Het vorenstaande leidt tot de conclusie dat ten tijde of als gevolg van de onder 6 (I) en 7(1) ten laste gelegde overdrachten geen sprake was van een aanmerkelijke kans op faillissement. Dientengevolge behoort de verdachte van deze onderdelen van de tenlastelegging te worden vrijgesproken.
Beoordeling tenlastelegging feiten 6 (II) en 7 (II)

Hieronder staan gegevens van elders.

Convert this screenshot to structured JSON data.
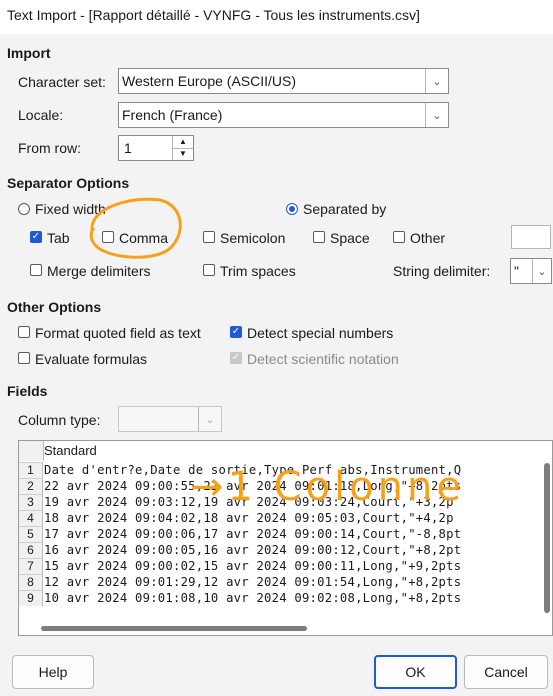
{
  "window": {
    "title": "Text Import - [Rapport détaillé - VYNFG - Tous les instruments.csv]"
  },
  "import": {
    "heading": "Import",
    "charset_label": "Character set:",
    "charset_value": "Western Europe (ASCII/US)",
    "locale_label": "Locale:",
    "locale_value": "French (France)",
    "fromrow_label": "From row:",
    "fromrow_value": "1"
  },
  "separator": {
    "heading": "Separator Options",
    "fixed_width": "Fixed width",
    "separated_by": "Separated by",
    "tab": "Tab",
    "comma": "Comma",
    "semicolon": "Semicolon",
    "space": "Space",
    "other": "Other",
    "merge": "Merge delimiters",
    "trim": "Trim spaces",
    "string_delim_label": "String delimiter:",
    "string_delim_value": "\""
  },
  "other_options": {
    "heading": "Other Options",
    "format_quoted": "Format quoted field as text",
    "detect_special": "Detect special numbers",
    "evaluate_formulas": "Evaluate formulas",
    "detect_scientific": "Detect scientific notation"
  },
  "fields": {
    "heading": "Fields",
    "column_type_label": "Column type:",
    "column_header": "Standard",
    "rows": [
      "Date d'entr?e,Date de sortie,Type,Perf abs,Instrument,Q",
      "22 avr 2024 09:00:55,22 avr 2024 09:01:18,Long,\"+8,2pts",
      "19 avr 2024 09:03:12,19 avr 2024 09:03:24,Court,\"+3,2p",
      "18 avr 2024 09:04:02,18 avr 2024 09:05:03,Court,\"+4,2p",
      "17 avr 2024 09:00:06,17 avr 2024 09:00:14,Court,\"-8,8pt",
      "16 avr 2024 09:00:05,16 avr 2024 09:00:12,Court,\"+8,2pt",
      "15 avr 2024 09:00:02,15 avr 2024 09:00:11,Long,\"+9,2pts",
      "12 avr 2024 09:01:29,12 avr 2024 09:01:54,Long,\"+8,2pts",
      "10 avr 2024 09:01:08,10 avr 2024 09:02:08,Long,\"+8,2pts"
    ]
  },
  "annotation": {
    "text": "→1 Colonne",
    "color": "#f7a11a"
  },
  "buttons": {
    "help": "Help",
    "ok": "OK",
    "cancel": "Cancel"
  },
  "colors": {
    "accent": "#1f5bd2",
    "annotation": "#f7a11a"
  }
}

In de beoordeling van het de verdachte ten laste gelegde onder 3 is aan de orde geweest dat één van de vennootschappen binnen het [C]-concern — [K] — betrokken was bij het zogenoemde Fennek-project. Toen de aan dit project ten grondslag liggende opdracht in juli 2004 kwam te vervallen, ontviel — in de woorden van de verdachte — de basis aan de toekomstige cashflow van alle defensiegerelateerde bedrijven van het [C]-concern. Op 11 augustus 2004 werd [K] in staat van faillissement verklaard. Mede als gevolg hiervan werd het risico reëel dat op de aan [D] en [B] verstrekte leningen niet meer zou kunnen worden afgelost. Het Havenbedrijf stond garant voor nakoming van de uit hoofde van die leningen op [D] en [B] rustende verplichtingen. De kans dat het zou worden aangesproken tot nakoming van de door hem verstrekte garanties werd daarmee groot.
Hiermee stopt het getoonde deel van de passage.